Community: “Let us make make bread together . . .

I guess everyone on staff at St. Paul’s has been charged with contributing something online to help our parish maintain community. This is the best so far.

Nicholas, Dr. Klemme’s assistant, father of tiny twin boys, graduate student, has created this YouTube of how to make Syrian bread. Looks to me like it’s pita, and I’m doubtful many of us are going to make it; but do watch this excellent video. It’s sure to lift your spirits.

Bad News

Can “they” really close the great outdoors? That’s where my mental health resides. They’re going to have a lot of crazy old women on their hands.

Clipped from this morning’s paper:

Oregon, Washington close 24 million acres to outdoor recreation
In the Columbia River Gorge National Scenic Area, the entire forest is closed — even to dispersed and off-trail exploring.
SIUSLAW NATIONAL FORESTCLOSED TO RECREATION

SIUSLAW NATIONAL FOREST
CLOSED TO RECREATION

Mercy

I have turned into such a crybaby.

I am rarely watching the news these days, but today I caught a glimpse of the pilot boats slowly guiding the Mercy hospital ship into the LA Harbor. It has 1000 beds and 12 fully equipped OR’s. It wasn’t meant for this. It will keep on-shore beds available for virus victims.

It’s something about those big red crosses.

When I was a little girl, “holocaust”meant any destruction or slaughter on a mass scale. It had a little “h” and we mostly thought of “the bomb.” Then “Holocaust” got a capitol “H” and referred to a specific slaughter. I think we now have another one with a capital “H.”

Kyrie eleison.

Life as we know it

It’s apocalyptic out there.

I made an abortive run to pick up supplies to sew protective masks yesterday. It was pretty much the first time I’d had the car out of the garage in a week. At first, I felt as though I was one of the few survivors of a nuclear holocaust. Empty streets and closed shops.

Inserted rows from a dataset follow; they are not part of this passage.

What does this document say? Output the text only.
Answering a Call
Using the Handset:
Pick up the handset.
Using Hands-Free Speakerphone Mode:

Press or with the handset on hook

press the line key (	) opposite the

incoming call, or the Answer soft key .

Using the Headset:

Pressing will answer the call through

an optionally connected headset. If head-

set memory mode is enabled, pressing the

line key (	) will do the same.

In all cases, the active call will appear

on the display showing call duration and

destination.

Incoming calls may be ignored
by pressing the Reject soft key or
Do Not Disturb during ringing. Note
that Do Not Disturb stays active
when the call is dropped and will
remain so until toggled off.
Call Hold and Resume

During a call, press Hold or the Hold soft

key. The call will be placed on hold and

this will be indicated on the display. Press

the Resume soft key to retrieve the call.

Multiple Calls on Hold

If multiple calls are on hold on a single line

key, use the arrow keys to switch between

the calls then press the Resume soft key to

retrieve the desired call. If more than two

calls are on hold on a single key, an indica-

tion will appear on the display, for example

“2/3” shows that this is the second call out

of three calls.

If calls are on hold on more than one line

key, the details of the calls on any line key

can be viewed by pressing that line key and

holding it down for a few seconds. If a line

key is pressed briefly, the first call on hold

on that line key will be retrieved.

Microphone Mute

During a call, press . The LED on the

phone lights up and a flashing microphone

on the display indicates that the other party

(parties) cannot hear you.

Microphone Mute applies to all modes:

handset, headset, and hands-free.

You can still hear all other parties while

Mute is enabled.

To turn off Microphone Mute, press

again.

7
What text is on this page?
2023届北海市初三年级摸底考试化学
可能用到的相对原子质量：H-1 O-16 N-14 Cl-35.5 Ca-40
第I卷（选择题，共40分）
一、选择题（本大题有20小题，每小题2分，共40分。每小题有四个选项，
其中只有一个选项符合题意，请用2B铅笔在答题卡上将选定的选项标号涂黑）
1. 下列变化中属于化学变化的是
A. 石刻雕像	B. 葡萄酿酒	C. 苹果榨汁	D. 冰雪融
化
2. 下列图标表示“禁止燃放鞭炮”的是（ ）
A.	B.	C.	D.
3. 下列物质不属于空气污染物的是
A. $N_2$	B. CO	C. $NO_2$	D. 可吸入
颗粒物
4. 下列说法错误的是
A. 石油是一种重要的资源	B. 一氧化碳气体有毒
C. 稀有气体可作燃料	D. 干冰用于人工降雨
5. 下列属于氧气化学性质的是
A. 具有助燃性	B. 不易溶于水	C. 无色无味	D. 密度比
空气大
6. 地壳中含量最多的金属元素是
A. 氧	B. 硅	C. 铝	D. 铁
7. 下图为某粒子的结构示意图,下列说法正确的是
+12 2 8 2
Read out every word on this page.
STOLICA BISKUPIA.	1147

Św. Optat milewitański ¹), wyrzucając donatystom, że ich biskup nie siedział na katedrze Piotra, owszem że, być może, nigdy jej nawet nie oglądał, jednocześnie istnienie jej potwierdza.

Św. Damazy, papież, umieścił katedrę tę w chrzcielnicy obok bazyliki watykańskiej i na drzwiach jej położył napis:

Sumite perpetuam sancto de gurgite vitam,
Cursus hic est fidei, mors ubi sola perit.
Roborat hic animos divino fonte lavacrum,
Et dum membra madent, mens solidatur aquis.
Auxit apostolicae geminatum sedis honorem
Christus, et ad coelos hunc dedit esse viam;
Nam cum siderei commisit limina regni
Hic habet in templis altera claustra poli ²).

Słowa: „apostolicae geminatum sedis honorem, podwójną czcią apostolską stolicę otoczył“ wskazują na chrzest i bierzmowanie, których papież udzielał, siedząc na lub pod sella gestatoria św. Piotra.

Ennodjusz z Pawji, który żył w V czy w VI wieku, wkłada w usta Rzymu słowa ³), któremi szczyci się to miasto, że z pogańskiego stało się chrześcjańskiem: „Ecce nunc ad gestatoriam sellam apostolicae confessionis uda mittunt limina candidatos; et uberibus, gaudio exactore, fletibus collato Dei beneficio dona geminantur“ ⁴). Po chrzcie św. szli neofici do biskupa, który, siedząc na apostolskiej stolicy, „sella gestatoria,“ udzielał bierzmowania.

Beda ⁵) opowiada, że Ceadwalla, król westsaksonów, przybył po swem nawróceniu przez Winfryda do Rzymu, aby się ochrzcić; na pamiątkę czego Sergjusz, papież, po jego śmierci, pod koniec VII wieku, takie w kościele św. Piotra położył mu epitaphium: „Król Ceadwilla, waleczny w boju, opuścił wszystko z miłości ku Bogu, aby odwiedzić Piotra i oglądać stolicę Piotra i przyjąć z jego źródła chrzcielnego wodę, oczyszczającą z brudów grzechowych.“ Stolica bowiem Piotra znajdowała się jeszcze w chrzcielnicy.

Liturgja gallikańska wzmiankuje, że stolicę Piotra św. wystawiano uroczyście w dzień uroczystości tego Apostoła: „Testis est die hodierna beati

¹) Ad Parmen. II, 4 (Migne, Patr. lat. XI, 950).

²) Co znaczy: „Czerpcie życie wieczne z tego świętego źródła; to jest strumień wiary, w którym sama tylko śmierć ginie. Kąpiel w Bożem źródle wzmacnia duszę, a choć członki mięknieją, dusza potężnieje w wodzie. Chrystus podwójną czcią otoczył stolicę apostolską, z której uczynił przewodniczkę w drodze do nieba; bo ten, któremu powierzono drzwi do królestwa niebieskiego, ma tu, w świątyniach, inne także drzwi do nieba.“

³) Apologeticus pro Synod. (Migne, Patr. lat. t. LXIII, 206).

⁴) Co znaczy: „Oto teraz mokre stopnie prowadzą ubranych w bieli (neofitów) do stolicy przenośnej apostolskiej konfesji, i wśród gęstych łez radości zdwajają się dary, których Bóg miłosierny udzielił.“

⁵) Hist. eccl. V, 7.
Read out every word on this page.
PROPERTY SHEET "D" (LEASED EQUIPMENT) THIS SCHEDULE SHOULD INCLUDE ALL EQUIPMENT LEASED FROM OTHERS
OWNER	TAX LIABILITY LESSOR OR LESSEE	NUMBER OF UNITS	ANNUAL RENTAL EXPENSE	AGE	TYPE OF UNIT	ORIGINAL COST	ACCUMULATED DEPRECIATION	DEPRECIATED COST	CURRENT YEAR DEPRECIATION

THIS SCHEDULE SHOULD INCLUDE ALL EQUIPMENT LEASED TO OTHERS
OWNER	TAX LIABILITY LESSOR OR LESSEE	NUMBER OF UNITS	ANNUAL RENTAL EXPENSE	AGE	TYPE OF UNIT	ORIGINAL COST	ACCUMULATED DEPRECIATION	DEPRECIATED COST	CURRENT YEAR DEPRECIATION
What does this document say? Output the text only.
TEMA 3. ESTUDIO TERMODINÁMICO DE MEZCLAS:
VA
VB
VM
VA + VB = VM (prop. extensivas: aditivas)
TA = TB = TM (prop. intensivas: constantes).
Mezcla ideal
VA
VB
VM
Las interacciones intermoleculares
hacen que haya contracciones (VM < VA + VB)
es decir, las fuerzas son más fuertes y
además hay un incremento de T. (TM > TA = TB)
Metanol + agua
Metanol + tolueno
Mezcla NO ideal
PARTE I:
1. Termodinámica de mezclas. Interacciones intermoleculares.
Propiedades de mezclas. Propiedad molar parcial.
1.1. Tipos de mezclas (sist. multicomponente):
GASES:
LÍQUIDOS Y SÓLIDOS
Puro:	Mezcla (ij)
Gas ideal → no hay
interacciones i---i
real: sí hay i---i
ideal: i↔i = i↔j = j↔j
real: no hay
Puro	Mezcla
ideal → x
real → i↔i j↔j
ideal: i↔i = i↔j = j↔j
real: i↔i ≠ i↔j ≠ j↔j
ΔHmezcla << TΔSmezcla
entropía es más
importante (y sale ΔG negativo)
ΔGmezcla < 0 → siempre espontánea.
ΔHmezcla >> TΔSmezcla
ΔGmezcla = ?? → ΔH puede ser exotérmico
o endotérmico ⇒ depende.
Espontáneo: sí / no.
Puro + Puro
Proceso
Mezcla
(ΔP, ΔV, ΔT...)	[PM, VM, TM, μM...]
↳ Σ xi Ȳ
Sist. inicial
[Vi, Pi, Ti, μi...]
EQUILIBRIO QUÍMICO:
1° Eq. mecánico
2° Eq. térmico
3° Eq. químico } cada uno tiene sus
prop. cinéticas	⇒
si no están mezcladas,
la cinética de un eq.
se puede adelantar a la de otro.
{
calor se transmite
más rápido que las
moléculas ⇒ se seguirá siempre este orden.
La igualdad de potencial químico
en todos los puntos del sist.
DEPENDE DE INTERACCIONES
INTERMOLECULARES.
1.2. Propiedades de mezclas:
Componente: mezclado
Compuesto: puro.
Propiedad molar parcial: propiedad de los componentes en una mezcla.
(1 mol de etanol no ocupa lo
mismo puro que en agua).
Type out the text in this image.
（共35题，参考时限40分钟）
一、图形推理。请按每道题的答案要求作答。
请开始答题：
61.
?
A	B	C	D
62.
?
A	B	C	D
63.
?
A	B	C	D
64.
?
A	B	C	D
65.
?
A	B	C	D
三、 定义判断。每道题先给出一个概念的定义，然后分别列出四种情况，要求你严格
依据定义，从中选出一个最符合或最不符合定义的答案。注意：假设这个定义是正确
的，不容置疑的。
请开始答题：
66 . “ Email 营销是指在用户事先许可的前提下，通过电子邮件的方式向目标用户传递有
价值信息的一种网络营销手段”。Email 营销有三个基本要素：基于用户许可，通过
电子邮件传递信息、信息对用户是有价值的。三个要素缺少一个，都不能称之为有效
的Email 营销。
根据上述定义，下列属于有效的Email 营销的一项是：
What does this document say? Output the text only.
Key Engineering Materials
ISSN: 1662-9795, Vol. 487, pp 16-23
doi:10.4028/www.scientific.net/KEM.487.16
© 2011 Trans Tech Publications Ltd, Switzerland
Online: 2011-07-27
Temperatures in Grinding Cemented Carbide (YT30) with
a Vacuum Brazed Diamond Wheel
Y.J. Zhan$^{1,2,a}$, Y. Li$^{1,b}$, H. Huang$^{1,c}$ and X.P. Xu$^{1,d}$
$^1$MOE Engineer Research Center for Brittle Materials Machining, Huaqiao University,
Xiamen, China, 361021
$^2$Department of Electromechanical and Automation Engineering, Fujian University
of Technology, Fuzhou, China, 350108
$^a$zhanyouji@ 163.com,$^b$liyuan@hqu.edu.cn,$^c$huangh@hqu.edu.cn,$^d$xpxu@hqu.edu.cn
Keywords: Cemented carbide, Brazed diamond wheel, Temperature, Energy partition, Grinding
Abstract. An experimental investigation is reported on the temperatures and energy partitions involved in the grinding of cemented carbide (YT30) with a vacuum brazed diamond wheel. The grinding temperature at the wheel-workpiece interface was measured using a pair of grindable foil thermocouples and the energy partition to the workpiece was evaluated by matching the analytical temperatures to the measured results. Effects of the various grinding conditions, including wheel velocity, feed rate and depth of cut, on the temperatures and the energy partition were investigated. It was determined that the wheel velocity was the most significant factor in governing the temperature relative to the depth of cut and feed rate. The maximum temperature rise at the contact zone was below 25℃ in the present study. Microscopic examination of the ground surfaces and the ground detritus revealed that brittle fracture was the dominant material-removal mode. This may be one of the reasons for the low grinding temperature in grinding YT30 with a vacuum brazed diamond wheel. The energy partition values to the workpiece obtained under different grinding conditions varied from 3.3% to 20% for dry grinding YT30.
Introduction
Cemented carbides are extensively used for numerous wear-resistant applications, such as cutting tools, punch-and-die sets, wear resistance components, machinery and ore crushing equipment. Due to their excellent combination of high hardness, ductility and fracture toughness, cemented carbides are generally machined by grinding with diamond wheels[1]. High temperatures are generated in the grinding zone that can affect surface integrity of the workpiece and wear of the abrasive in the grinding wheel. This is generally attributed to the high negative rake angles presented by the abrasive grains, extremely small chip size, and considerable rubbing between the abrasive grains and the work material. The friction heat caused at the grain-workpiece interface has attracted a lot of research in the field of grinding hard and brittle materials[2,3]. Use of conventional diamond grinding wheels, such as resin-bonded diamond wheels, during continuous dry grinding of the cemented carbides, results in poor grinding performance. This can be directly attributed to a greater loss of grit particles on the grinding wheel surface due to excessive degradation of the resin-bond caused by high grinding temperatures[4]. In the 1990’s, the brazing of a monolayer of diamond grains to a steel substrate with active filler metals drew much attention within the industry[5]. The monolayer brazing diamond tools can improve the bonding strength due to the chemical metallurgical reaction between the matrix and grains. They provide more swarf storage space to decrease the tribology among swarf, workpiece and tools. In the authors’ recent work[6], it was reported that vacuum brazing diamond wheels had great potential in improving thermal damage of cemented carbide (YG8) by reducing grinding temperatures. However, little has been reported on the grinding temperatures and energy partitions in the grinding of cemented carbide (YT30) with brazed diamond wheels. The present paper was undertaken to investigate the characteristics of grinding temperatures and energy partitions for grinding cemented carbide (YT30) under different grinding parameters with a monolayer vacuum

Then, as I tried to drive to the hospital distribution center to collect a mask-sewing kit, I came upon the most heart-warming traffic jam ever. For miles in every direction, cars were lined up. Kits to make over 10,000 masks were distributed as fast as drivers could pull up. That is life as I want to know it.

But everything is different. Great and small.

The big annual summer community event in Salem, The Art Fair, has been cancelled. Personally, I have been working in St. Paul’s booth there for many years.

My doctor’s staff called and said the doctor would be keeping my appointment this morning with a FaceTime call. Apparently, Medicare has set up brand new codes for funding these virtual appointments. Guess I’d better get the frog out of my throat.

Section B of my local paper has always been Sports. I checked the “On the Air” box every morning and passed on to Joannie the times and networks of games that I thought Mother would enjoy. She then posted a stickie with this information on Mother’s table. Now Section B is called Nation’s Health. And Joannie is barred from visiting the nursing home.

Here she is visiting Mother at the nursing home window. Can’t see or say much through a closed window and screen. Those two poles hold bird feeders and strings of twinkly lights.

This is not life as I want to know it.

I can’t get back to Maui quite yet.

I love this town. Our hospital set up a kiosk in an old K-mart parking lot to distribute kits so people with sewing machines could make face masks. I was driving over to get my kit when I noticed a significant traffic issue. I thought here must have been a terrible wreck. I made u-ee and tried a different route. I did it again. Looked on my phone and saw that traffic was blocked in every direction and the wreck seemed to be right where the kiosk is located. Folks, it wasn’t a wreck. It was cars lined up for miles to get mask kits. I turned around and got out of the way. I cried all the way home for the goodness I had witnessed.

See that red dot? That’s the spot. I’ll try to get back over there later, but I bet the kits will already have been distributed. How great is that!